A ce jour, Ricardo Patiño, Ministre équatoriens des affaires étrangères, aura été l’un des rares hommes politiques à avoir une attitude empreinte de dignité et de responsabilité face à l’ampleur du scandale : «Il faudrait se demander:
qui a trahi qui? a-t-il déclaré. Est-ce qu'on ne serait pas loyal envers ses compatriotes et envers le reste de l'humanité pour avoir révélé des risques et des dangers qui nous menacent tous?»
On aurait tellement aimé entendre cela de la bouche d’un dirigeant européen.
Mais quel pays européen aujourd’hui, même Patrie des droits de l’homme, n’aurait pas extradé aussi sec le bonhomme vers le grand frère étasunien?
«Qui a trahi qui?»
En guise de réponse, on notera simplement qu’aujourd’hui, les ennemis publics numéro 1 des Etats-Unis et de leurs zélateurs ont pour noms Julian Assange,
Bradley Manning et Edward Snowden, trois hommes qui ont pris des risques considérables pour dénoncer la machine de guerre américaine ou les dérives totalitaires du Système.
La désobéissance face au risque d’avènement d’une société de l’obéissance, c’est en effet cela, l’héroïsme aujourd’hui.

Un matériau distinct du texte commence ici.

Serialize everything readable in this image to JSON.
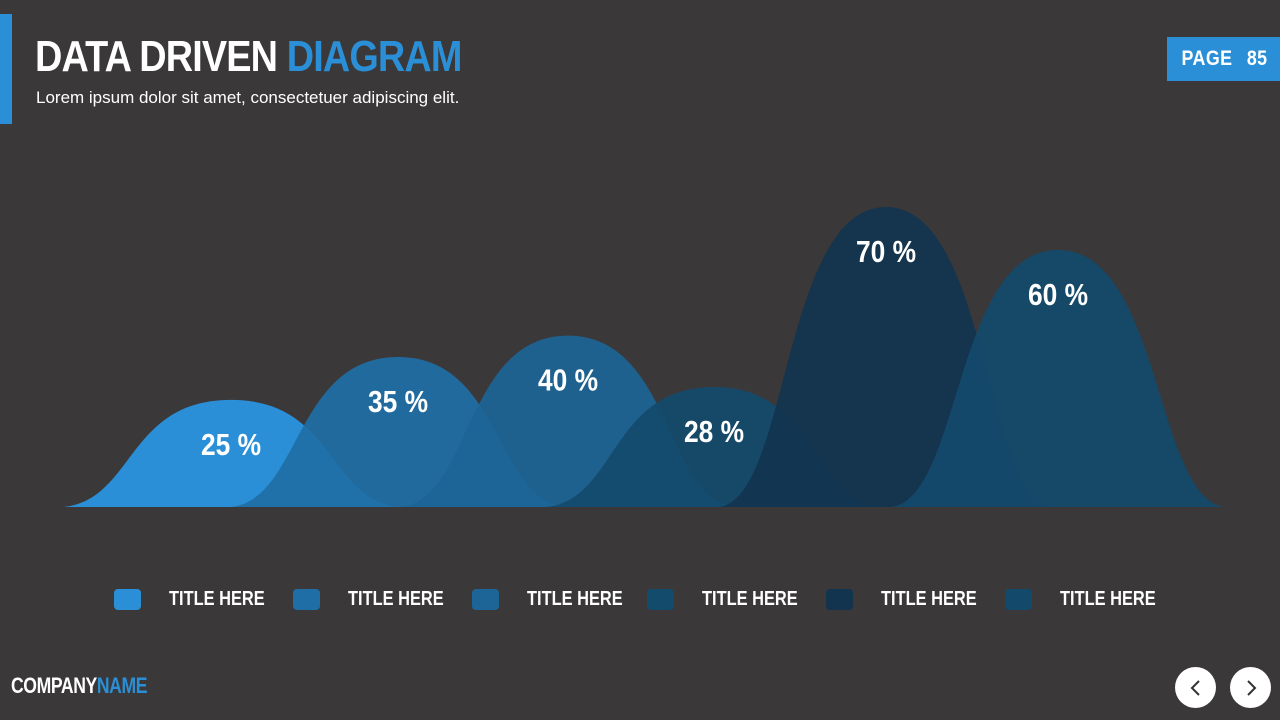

PS1 : Il est amusant de constater que les Etats-Unis et leurs laquais ont été incapables de tracer Edward Snowden dans sa cavale. Ce qui indique que malgré ses moyens considérables et ses milliards, l’appareil d’espionnage US est pour l’instant une grosse machine technologique inopérante de plus. Un peu comme leur fameux avion de combat du futur JSF qui, certes fabuleux sur le papier, ne vole tout simplement pas,
victime de son ingérable complexité. Pour l’heure, PRISM semble surtout utile à la Maison-Blanche pour faire chanter les alliés de Washington. C’est bon d’avoir des amis.